Hot Talent: Beehive makes broadcast design dreams come to life on-screen

Toiling in the shadows of its kidnet clients and getting no credit for some of its biggest jobs, New York-based broadcast design firm Beehive has learned to focus instead on the satisfaction of a job well done. And in this case, says the nine-year-old shop's creative director and co-owner Ada Whitney, that means capturing the audience's attention and making a connection to the channel brand - all in less than 30 seconds.
September 1, 2003

Toiling in the shadows of its kidnet clients and getting no credit for some of its biggest jobs, New York-based broadcast design firm Beehive has learned to focus instead on the satisfaction of a job well done. And in this case, says the nine-year-old shop’s creative director and co-owner Ada Whitney, that means capturing the audience’s attention and making a connection to the channel brand – all in less than 30 seconds.

About a quarter of Beehive’s business comes from the kids sector, with Nickelodeon and Disney Channel as some of its top-shelf clients.

In 2001, the company began working with Disney to rebrand its Playhouse Disney morning block along the lines of an ‘Imagine and Learn’ creative brief. The project has been in play for more than two years, and Beehive has since delivered a broad package of materials that includes IDs, a break open and close (outlining what’s coming up now and what’s coming up next), promotional packaging (opens, closes and a style guide with how-to-use instructions), a series of educational spots, continuity menus, holiday IDs, on-line spots and interstitial packaging.

The key to effective block or channel branding, says Whitney, is a crystal-clear understanding of the target audience. Disney had been planning the initiative and conducting psychological research with two- to five-year-olds for a few years before it approached Beehive, and it’s shared all of these findings.

‘It’s a very unique audience. It’s a noncommercial viewership that can’t yet read or relate to many adult ways of communicating,’ says Whitney. So Beehive went with an organic, animated approach that incorporates real-kid segments, voiceovers and lots of music.

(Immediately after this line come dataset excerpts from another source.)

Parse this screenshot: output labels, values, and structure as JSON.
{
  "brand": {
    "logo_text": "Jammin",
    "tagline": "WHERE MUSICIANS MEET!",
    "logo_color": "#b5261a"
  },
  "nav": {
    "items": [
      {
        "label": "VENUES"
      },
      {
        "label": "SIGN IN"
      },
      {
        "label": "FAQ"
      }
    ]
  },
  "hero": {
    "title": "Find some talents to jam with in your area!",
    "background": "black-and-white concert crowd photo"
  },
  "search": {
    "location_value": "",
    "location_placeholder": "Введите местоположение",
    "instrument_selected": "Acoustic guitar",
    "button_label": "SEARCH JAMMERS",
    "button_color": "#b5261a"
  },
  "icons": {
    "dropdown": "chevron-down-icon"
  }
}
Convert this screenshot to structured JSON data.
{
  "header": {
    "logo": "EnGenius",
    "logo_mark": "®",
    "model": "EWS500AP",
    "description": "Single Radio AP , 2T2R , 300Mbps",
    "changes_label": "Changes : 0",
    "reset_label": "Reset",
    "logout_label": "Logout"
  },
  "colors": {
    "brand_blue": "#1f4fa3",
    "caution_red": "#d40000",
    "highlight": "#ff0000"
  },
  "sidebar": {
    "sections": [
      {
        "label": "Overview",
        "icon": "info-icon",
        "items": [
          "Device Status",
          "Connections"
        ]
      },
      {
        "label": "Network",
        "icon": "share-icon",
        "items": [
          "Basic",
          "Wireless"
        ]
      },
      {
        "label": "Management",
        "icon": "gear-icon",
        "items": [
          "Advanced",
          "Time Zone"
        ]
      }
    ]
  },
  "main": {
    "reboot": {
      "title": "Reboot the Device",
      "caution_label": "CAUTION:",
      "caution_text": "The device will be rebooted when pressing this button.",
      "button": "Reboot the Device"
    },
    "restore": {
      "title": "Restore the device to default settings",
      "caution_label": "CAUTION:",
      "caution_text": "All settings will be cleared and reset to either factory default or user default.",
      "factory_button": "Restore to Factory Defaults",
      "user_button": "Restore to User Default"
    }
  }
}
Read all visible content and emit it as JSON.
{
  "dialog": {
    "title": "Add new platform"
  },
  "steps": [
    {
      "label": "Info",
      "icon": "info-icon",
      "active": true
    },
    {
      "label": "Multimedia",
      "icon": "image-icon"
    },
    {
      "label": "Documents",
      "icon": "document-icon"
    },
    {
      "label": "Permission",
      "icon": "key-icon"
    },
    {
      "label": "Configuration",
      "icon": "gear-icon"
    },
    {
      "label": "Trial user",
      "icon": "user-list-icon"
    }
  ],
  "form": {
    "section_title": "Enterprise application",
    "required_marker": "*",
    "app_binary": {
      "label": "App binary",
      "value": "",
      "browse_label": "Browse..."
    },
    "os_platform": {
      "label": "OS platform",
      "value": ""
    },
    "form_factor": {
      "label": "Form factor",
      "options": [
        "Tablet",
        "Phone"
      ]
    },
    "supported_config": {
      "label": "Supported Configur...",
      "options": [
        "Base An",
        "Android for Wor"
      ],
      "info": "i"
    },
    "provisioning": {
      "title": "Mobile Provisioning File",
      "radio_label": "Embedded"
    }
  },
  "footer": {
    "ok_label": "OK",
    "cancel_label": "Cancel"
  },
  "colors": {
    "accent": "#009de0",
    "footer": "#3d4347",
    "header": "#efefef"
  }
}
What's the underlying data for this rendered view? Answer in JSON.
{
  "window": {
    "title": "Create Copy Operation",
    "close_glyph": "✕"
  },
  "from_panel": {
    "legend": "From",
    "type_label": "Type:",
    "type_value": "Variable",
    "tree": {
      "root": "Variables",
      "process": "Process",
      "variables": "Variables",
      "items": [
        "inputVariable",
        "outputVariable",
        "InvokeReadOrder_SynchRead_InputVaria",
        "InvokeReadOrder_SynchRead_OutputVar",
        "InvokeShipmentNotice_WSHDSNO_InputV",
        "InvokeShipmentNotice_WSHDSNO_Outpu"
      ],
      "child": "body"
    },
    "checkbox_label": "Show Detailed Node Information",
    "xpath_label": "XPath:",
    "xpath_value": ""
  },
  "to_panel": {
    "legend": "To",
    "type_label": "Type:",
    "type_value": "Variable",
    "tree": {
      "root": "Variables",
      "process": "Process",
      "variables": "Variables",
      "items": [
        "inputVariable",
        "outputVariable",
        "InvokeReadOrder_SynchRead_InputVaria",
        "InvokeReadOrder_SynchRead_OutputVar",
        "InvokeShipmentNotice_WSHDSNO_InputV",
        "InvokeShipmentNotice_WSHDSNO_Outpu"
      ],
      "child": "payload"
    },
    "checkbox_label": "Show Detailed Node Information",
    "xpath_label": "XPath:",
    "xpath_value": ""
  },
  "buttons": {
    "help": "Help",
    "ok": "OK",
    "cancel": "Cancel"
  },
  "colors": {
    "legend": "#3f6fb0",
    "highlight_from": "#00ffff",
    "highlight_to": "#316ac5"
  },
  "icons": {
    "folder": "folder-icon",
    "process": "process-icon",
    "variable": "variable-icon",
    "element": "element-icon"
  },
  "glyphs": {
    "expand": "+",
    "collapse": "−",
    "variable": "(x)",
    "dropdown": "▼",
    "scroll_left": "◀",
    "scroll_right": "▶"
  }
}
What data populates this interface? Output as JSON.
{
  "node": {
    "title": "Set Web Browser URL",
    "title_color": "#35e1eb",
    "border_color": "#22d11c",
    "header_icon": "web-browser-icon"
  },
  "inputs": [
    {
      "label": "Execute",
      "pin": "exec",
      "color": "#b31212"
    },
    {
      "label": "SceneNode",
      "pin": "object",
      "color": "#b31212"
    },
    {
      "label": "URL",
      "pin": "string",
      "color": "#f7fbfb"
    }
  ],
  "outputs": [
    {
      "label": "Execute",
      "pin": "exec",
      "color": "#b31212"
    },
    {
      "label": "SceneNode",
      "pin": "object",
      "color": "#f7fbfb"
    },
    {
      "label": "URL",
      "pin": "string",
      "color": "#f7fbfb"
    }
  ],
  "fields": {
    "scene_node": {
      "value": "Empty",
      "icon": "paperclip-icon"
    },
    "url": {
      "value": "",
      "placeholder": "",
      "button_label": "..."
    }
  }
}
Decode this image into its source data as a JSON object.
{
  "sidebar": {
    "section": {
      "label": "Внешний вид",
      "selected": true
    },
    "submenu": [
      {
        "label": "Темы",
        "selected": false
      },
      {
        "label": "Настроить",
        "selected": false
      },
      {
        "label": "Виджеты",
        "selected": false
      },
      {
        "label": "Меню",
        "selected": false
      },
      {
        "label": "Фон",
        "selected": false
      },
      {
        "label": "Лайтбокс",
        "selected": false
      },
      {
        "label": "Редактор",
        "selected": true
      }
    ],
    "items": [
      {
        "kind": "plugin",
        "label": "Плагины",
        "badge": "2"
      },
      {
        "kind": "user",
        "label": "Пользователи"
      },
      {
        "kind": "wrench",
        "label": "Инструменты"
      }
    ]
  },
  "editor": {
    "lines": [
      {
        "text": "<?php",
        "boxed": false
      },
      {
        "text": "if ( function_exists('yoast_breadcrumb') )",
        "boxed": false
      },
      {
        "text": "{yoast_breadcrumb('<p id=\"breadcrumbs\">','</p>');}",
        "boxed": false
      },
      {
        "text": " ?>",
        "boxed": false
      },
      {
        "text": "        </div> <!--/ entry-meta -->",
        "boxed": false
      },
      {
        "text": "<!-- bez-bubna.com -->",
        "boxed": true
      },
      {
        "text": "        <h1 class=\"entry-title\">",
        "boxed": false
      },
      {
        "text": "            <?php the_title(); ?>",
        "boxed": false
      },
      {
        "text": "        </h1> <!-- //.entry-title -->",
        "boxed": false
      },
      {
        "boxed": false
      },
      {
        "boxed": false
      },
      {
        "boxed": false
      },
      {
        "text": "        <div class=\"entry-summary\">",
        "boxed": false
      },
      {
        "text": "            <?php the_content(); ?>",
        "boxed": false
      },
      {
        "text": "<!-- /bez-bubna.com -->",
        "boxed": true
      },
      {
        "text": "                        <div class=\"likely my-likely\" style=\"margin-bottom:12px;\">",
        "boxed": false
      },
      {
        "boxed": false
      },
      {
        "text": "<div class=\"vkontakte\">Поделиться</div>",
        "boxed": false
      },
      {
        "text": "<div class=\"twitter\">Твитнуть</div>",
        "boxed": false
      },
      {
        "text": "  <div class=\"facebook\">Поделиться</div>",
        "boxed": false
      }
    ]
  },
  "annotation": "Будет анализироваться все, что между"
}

In one educational spot from last year’s ‘Promise’ campaign (which was designed to communicate the idea of imaginative learning to kids and parents), one kid empties a milk carton and plants a seed in it, while another folds it up to make a boat.

Beehive recently finished a spot for Nick highlighting the fact that programming from its sister net The N will be joining the TEENick Sunday evening block starting this month. Next up, the shop will refresh the Playhouse Disney IDs and expand the ‘Promise’ campaign to show how a child’s imagination can spawn great ideas and take them to new places. These additions will start airing sometime between January and March 2004.